Data, trends, opinions, and wild guesses

Sunday, January 26, 2025 9:16 AM
Photo:  Shutterstock
  • Commercial Casinos
  • Ken Adams, CDC Gaming

Deutsche Bank analyst Carlo Santarelli is the go-to guy in gaming these days. His opinions on the Las Vegas Strip and such big corporations as Las Vegas Sands, MGM Resorts, Wynn Resorts, Boyd Gaming, Churchill Downs, Penn Entertainment, and Caesars Entertainment are followed closely by investors, other analysts, and the corporations themselves. Santarelli is the modern-day 21st-century version of Jason Ader.

Ader was the 1990s guy. Like Santarelli, Ader followed gaming closely and offered opinions that were ultimately quotable. Ader’s opinions also caught the attention of operators who thought Ader understood the gaming industry better than most. He parlayed that position into other opportunities in the industry. Later, he became a major investor and is still on the fringes of the industry in some investments.

Santarelli is still a working analyst. He joined Deutsche Bank in 2011 after seven years with another firm. His focus has always been gaming. The industry needs smart well-educated observers to help it see the trends in the midst of a confusing mass of detail.

A friend of mine was a mathematician in his youth. After getting a degree in mathematics in London, he came to the United States and obtained an accounting degree. While working as an intern in a casino, he decided the industry was tailor-made for him. My friend said it was an industry built around statistics, but few people understood statistics. Now with big data sets, player-tracking systems, and artificial intelligence, the industry has more sophisticated statistical ability, but it still struggles to make sense of the jumble of data.

In one of Santarelli’s latest notes, he tackled regional gaming. Unlike most of us, Santarelli has a very large database. He took that data and analyzed a 10-year period for 80 casinos, covering Iowa, Louisiana, Maine, Michigan, Maryland, Missouri, Ohio, Pennsylvania, and West Virginia. Two states had experienced “meaningful growth,” while the rest struggled to keep their head above water, especially when revenue is adjusted for inflation. And when Ohio was removed, the entire group was down 0.2 percent over the 10-year period.

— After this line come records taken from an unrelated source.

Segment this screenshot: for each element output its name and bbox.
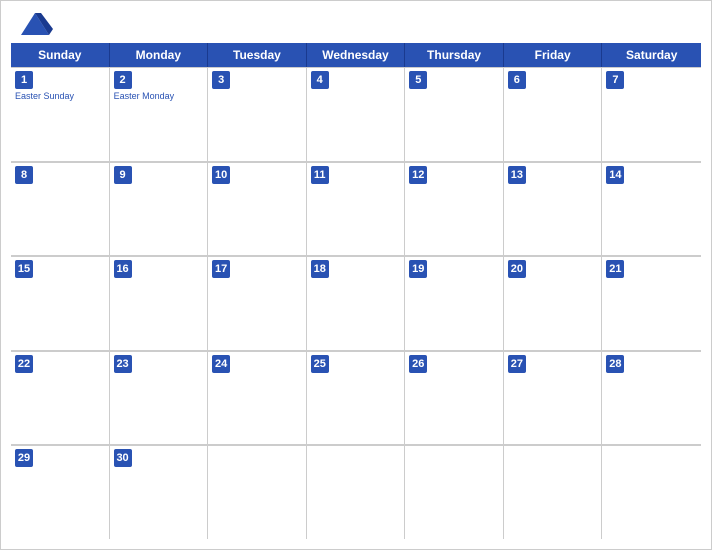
weekday-header-friday: Friday (504, 43, 603, 67)
day-cell-11: 11 (307, 162, 406, 256)
day-cell-empty (405, 445, 504, 539)
logo-icon (17, 9, 53, 39)
day-cell-empty (307, 445, 406, 539)
day-number: 18 (311, 260, 329, 278)
day-number: 17 (212, 260, 230, 278)
day-cell-29: 29 (11, 445, 110, 539)
day-cell-22: 22 (11, 351, 110, 445)
day-cell-26: 26 (405, 351, 504, 445)
day-cell-21: 21 (602, 256, 701, 350)
day-number: 15 (15, 260, 33, 278)
day-cell-7: 7 (602, 67, 701, 161)
weekday-header-saturday: Saturday (602, 43, 701, 67)
day-cell-12: 12 (405, 162, 504, 256)
week-row-4: 22 23 24 25 26 27 28 (11, 351, 701, 446)
day-cell-1: 1 Easter Sunday (11, 67, 110, 161)
day-number: 1 (15, 71, 33, 89)
day-number: 12 (409, 166, 427, 184)
week-row-5: 29 30 (11, 445, 701, 539)
day-number: 25 (311, 355, 329, 373)
day-number: 13 (508, 166, 526, 184)
day-number: 20 (508, 260, 526, 278)
day-number: 5 (409, 71, 427, 89)
day-cell-30: 30 (110, 445, 209, 539)
weekday-header-tuesday: Tuesday (208, 43, 307, 67)
day-cell-5: 5 (405, 67, 504, 161)
day-number: 23 (114, 355, 132, 373)
holiday-label: Easter Sunday (15, 91, 105, 102)
day-number: 26 (409, 355, 427, 373)
day-number: 11 (311, 166, 329, 184)
day-cell-10: 10 (208, 162, 307, 256)
day-number: 10 (212, 166, 230, 184)
calendar-page: SundayMondayTuesdayWednesdayThursdayFrid… (0, 0, 712, 550)
weekday-header-thursday: Thursday (405, 43, 504, 67)
day-number: 3 (212, 71, 230, 89)
day-number: 9 (114, 166, 132, 184)
day-number: 16 (114, 260, 132, 278)
day-cell-18: 18 (307, 256, 406, 350)
week-row-2: 8 9 10 11 12 13 14 (11, 162, 701, 257)
weeks-container: 1 Easter Sunday 2 Easter Monday 3 4 5 6 7 8 9 10 11 1… (11, 67, 701, 539)
week-row-3: 15 16 17 18 19 20 21 (11, 256, 701, 351)
day-cell-3: 3 (208, 67, 307, 161)
day-cell-2: 2 Easter Monday (110, 67, 209, 161)
day-cell-20: 20 (504, 256, 603, 350)
day-number: 14 (606, 166, 624, 184)
week-row-1: 1 Easter Sunday 2 Easter Monday 3 4 5 6 7 (11, 67, 701, 162)
day-cell-16: 16 (110, 256, 209, 350)
weekday-header-wednesday: Wednesday (307, 43, 406, 67)
day-cell-23: 23 (110, 351, 209, 445)
weekday-headers: SundayMondayTuesdayWednesdayThursdayFrid… (11, 43, 701, 67)
day-number: 29 (15, 449, 33, 467)
calendar-grid: SundayMondayTuesdayWednesdayThursdayFrid… (11, 43, 701, 539)
day-cell-empty (602, 445, 701, 539)
logo (17, 9, 57, 39)
day-number: 30 (114, 449, 132, 467)
day-number: 21 (606, 260, 624, 278)
day-number: 24 (212, 355, 230, 373)
day-number: 7 (606, 71, 624, 89)
day-cell-15: 15 (11, 256, 110, 350)
day-cell-4: 4 (307, 67, 406, 161)
weekday-header-monday: Monday (110, 43, 209, 67)
day-cell-25: 25 (307, 351, 406, 445)
header (1, 1, 711, 43)
weekday-header-sunday: Sunday (11, 43, 110, 67)
day-cell-9: 9 (110, 162, 209, 256)
day-cell-8: 8 (11, 162, 110, 256)
day-cell-empty (504, 445, 603, 539)
day-number: 19 (409, 260, 427, 278)
day-cell-24: 24 (208, 351, 307, 445)
holiday-label: Easter Monday (114, 91, 204, 102)
day-cell-17: 17 (208, 256, 307, 350)
day-number: 4 (311, 71, 329, 89)
day-cell-19: 19 (405, 256, 504, 350)
day-number: 6 (508, 71, 526, 89)
day-number: 8 (15, 166, 33, 184)
day-number: 22 (15, 355, 33, 373)
day-cell-13: 13 (504, 162, 603, 256)
day-cell-14: 14 (602, 162, 701, 256)
day-number: 27 (508, 355, 526, 373)
day-cell-empty (208, 445, 307, 539)
day-number: 28 (606, 355, 624, 373)
day-cell-28: 28 (602, 351, 701, 445)
day-number: 2 (114, 71, 132, 89)
day-cell-27: 27 (504, 351, 603, 445)
day-cell-6: 6 (504, 67, 603, 161)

Santarelli tried to factor out competition, but he could not ignore the impact of igaming and I would add mobile sports wagering since 2018. That analysis is the broadest scope I have ever seen in a career of attempting to identify trends. Looking for the trends has been a part of my life for over 30 years. After Nevada’s November gaming revenue figures were published, a reporter from the Reno Gazette-Journal called me. In the old days, I got a call like that every month, but there is a trend in reporting; all major news outlets have reduced or eliminated their coverage of gaming, except the Las Vegas Review-Journal and The Nevada Independent.

Anyway, Jason Hidalgo from the Gazette-Journal wanted a quote on the Reno numbers. Reno was down in November from 2023. The usual cast of characters could be called up: special events, weather, hold, and the less favorable calendar. But the truth lies deeper and not just in November 2024. Reno is no longer the major casino resort it once was. Thirty-five years ago, Reno was one of the leading casino destinations in the country. It trailed Las Vegas and Atlantic City, but in 1990 nowhere else was equivalent.

However, 1990 was the beginning of the expansion of legalized gaming that has led to an industry that today generates $70 billion a year in revenue. That is just the conventional commercial gaming. On top of that, the Indian-gaming industry generates another $40 billion. That $110 billion in gaming revenue did not exist in 1990; Reno was a big fish in a little pond. Indian gaming in particular has come to dominate the landscape in Reno’s feeder markets. You cannot understand the numbers in Reno without having a sense of the competition it faces.

And that is my point. The gaming industry needs the likes of Carlo Santarelli. He sees a bigger picture and a deeper picture. In his last analysis, he looked at a wide area over a long period of time. Others rarely do that. Local commentators look from month to month, or at most from one year to the next. Wall Street is notoriously shortsighted, looking at a quarter at a time. Worse, the intense focus of the investment community on a quarter at a time forces management teams to do the same thing. It might be better to use a decade model when analyzing, planning, and investing. And not just for gaming companies. Many industries would benefit from a long perspective.